In a move supported by both the unions and employers, the supervisory board of the Unemployment Insurance Fund has proposed to reduce the unemployment benefit tax from 3 percent to 2.1 percent next year.
Minister of Social Affairs Taavi Rõivas has expressed disapproval for the nonbinding proposal.
"I believe the Cabinet will certainly make a thought-out decision. The Cabinet certainly has a sense of responsibility for the bigger picture," Rõivas told uudised.err.ee.
"We will analyze all of the arguments. I believe the decision will be very thoroughly worked out so we can be sure that the amount of Unemployment Insurance Fund resources is sustainable," he said.
The proposal presented today was supported by four members of the supervisory board representing the unions and employers, and was opposed by the two members representing the government.
"My standpoint is that the Unemployment Insurance Fund's most important duty next year is to ensure sufficient services to continue the reduction of unemployment," Rõivas said.
"Whatever happens, we must have sufficient resources. If that duty is 100 percent guaranteed then we can talk about whether to change the tax rate or not," he said.
"My standpoint is similar to that of the employees and sometimes to the employers - that the unemployment tax must be as small as possible; but I would add the other half of the sentence: it must be big enough to provide all of the necessary services."
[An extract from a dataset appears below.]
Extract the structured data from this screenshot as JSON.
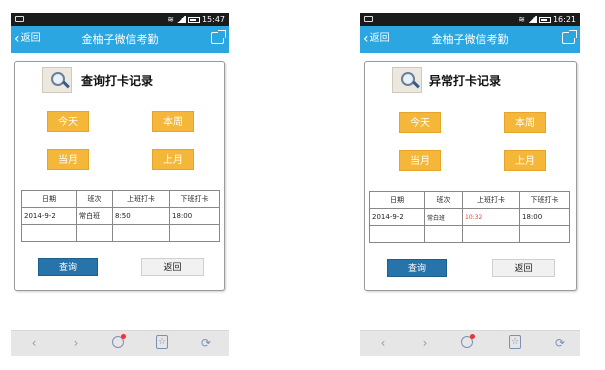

Advocates of lowering the tax rate have pointed to the massive Unemployment Insurance Fund reserves, which amounted to nearly 500 million euros in July.
The unemployment tax currently consists of a 2 percent contribution from the employee and a 1 percent contribution from the employer. It was last reduced at the beginning of this year, having previously been at 4.2 percent. Before the economic crisis, it was at just 0.9 percent.